Si peu de temps après que Mohammed Merah ait tiré sur une école-collège à 500m de chez moi, la tuerie de Newton ne peut que faire écho en moi. On me dira: "c'est très différent, Merah avait des motivations idéologiques". Non, ce n'est pas très différent. Qu'ouvrir le feu sur des gamins dans une école puisse être, pour un individu, une réponse à quoi que ce soit -- une vision politique, un déséquilibre intérieur, une haine dévorante, un besoin de reconnaissance, que sais-je encore -- est un problème en soi, un problème identique, un symptôme de (dé-)civilisation. Le "jeune homme français issu de l'immigration" et son milieu de banlieue populaire moderne, le petit WASP du Connecticut, le blond enfant de divorcé plus au moins chrétien, plus ou moins schizophrène, de Norvège, l'étudiant coréen de Virginia Tech, tous ont quelque chose en commun: ce qui les pousse à l'action totalement individuelle d'aller
tirer dans le tas sur des enfants ou des jeunes qu'ils ne perçoivent pas comme des individus.
Ce ne sont pas les seuls à "tirer dans le tas", ce ne sont pas les seuls à tirer sur des enfants ou des jeunes: bien des soldats (d'armées officielles ou auto-proclamées) le font. Mais, quelle que soit la position qu'on ait sur le rôle et l'utilisation de l'armée, c'est une autre logique. L'action des soldats est une action organisée, dont les buts, officiels ou officieux, sont clairement connus, l'ennemi étiqueté comme tel et qui a été justifié comme ennemi par un discours extérieur, la responsabilité assumée par les supérieurs.
Ici rien de tel.

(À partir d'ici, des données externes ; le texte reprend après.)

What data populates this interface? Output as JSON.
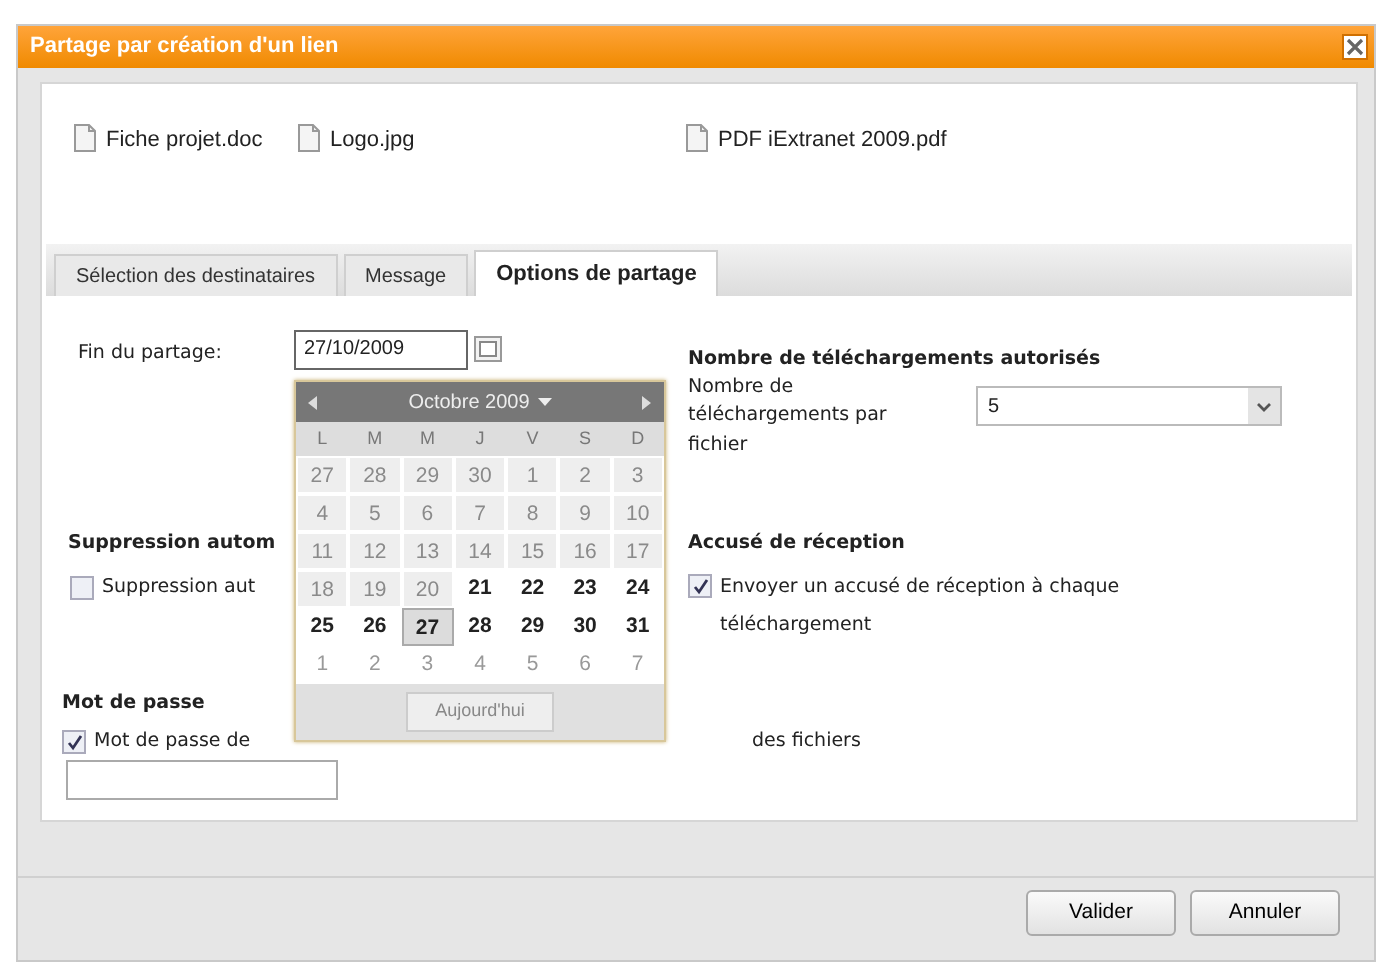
{
  "dialog": {
    "title": "Partage par création d'un lien"
  },
  "files": [
    "Fiche projet.doc",
    "Logo.jpg",
    "PDF iExtranet 2009.pdf"
  ],
  "tabs": [
    {
      "label": "Sélection des destinataires",
      "selected": false
    },
    {
      "label": "Message",
      "selected": false
    },
    {
      "label": "Options de partage",
      "selected": true
    }
  ],
  "end_date": {
    "label": "Fin du partage:",
    "value": "27/10/2009"
  },
  "calendar": {
    "month": "Octobre 2009",
    "weekdays": [
      "L",
      "M",
      "M",
      "J",
      "V",
      "S",
      "D"
    ],
    "days": [
      {
        "label": "27",
        "kind": "disabled",
        "selected": false
      },
      {
        "label": "28",
        "kind": "disabled",
        "selected": false
      },
      {
        "label": "29",
        "kind": "disabled",
        "selected": false
      },
      {
        "label": "30",
        "kind": "disabled",
        "selected": false
      },
      {
        "label": "1",
        "kind": "disabled",
        "selected": false
      },
      {
        "label": "2",
        "kind": "disabled",
        "selected": false
      },
      {
        "label": "3",
        "kind": "disabled",
        "selected": false
      },
      {
        "label": "4",
        "kind": "disabled",
        "selected": false
      },
      {
        "label": "5",
        "kind": "disabled",
        "selected": false
      },
      {
        "label": "6",
        "kind": "disabled",
        "selected": false
      },
      {
        "label": "7",
        "kind": "disabled",
        "selected": false
      },
      {
        "label": "8",
        "kind": "disabled",
        "selected": false
      },
      {
        "label": "9",
        "kind": "disabled",
        "selected": false
      },
      {
        "label": "10",
        "kind": "disabled",
        "selected": false
      },
      {
        "label": "11",
        "kind": "disabled",
        "selected": false
      },
      {
        "label": "12",
        "kind": "disabled",
        "selected": false
      },
      {
        "label": "13",
        "kind": "disabled",
        "selected": false
      },
      {
        "label": "14",
        "kind": "disabled",
        "selected": false
      },
      {
        "label": "15",
        "kind": "disabled",
        "selected": false
      },
      {
        "label": "16",
        "kind": "disabled",
        "selected": false
      },
      {
        "label": "17",
        "kind": "disabled",
        "selected": false
      },
      {
        "label": "18",
        "kind": "disabled",
        "selected": false
      },
      {
        "label": "19",
        "kind": "disabled",
        "selected": false
      },
      {
        "label": "20",
        "kind": "disabled",
        "selected": false
      },
      {
        "label": "21",
        "kind": "normal",
        "selected": false
      },
      {
        "label": "22",
        "kind": "normal",
        "selected": false
      },
      {
        "label": "23",
        "kind": "normal",
        "selected": false
      },
      {
        "label": "24",
        "kind": "normal",
        "selected": false
      },
      {
        "label": "25",
        "kind": "normal",
        "selected": false
      },
      {
        "label": "26",
        "kind": "normal",
        "selected": false
      },
      {
        "label": "27",
        "kind": "normal",
        "selected": true
      },
      {
        "label": "28",
        "kind": "normal",
        "selected": false
      },
      {
        "label": "29",
        "kind": "normal",
        "selected": false
      },
      {
        "label": "30",
        "kind": "normal",
        "selected": false
      },
      {
        "label": "31",
        "kind": "normal",
        "selected": false
      },
      {
        "label": "1",
        "kind": "other",
        "selected": false
      },
      {
        "label": "2",
        "kind": "other",
        "selected": false
      },
      {
        "label": "3",
        "kind": "other",
        "selected": false
      },
      {
        "label": "4",
        "kind": "other",
        "selected": false
      },
      {
        "label": "5",
        "kind": "other",
        "selected": false
      },
      {
        "label": "6",
        "kind": "other",
        "selected": false
      },
      {
        "label": "7",
        "kind": "other",
        "selected": false
      }
    ],
    "today_button": "Aujourd'hui"
  },
  "downloads": {
    "heading": "Nombre de téléchargements autorisés",
    "label": "Nombre de téléchargements par fichier",
    "value": "5"
  },
  "auto_delete": {
    "heading": "Suppression autom",
    "checkbox": {
      "label": "Suppression aut",
      "checked": false
    }
  },
  "receipt": {
    "heading": "Accusé de réception",
    "checkbox": {
      "label": "Envoyer un accusé de réception à chaque téléchargement",
      "checked": true
    }
  },
  "password": {
    "heading": "Mot de passe",
    "checkbox": {
      "label": "Mot de passe de",
      "label_after": "des fichiers",
      "checked": true
    }
  },
  "buttons": [
    "Valider",
    "Annuler"
  ]
}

C'est l'individu qui "choisit" "l'ennemi" (une masse partiellement aléatoire) -- et ce qui pourrait le justifier comme "ennemi" paraît totalement obscur aux yeux d'autrui, porte la seule responsabilité de l'action, dont le but lui-même semble opaque ou absent. Cette bizarre explosion de l'individu contre une société informe incarnée dans ses membres les moins responsables de son fonctionnement (enfants, lycéens, jeunes), dont il est lui-même, au fond, peut éloigné en âge (Breivik: 32 ans, Merah: 24 ans, Cho Seung-hui: 23 ans, Columbine: 17 et 18 ans, Adam Lanza: 20 ans, etc...), en quoi nous paraît-elle si "américaine"?
On trouve pourtant ce type d'événements ailleurs, mais pas partout : Canada, Allemagne, Finlande, Chine. Et seulement plus récemment un au Japon, un en Azerbaijian. Et un au Brésil, un en France (2 avec "Human Bomb"?), un en Italie (? c'est une bombre devant un lycée), comme si "les pays latins" et catholiques, qui se cantonnaient à d'autres formes de violences jusqu'à peu, subissaient une contagion liée à la perte de leur organisation sociale.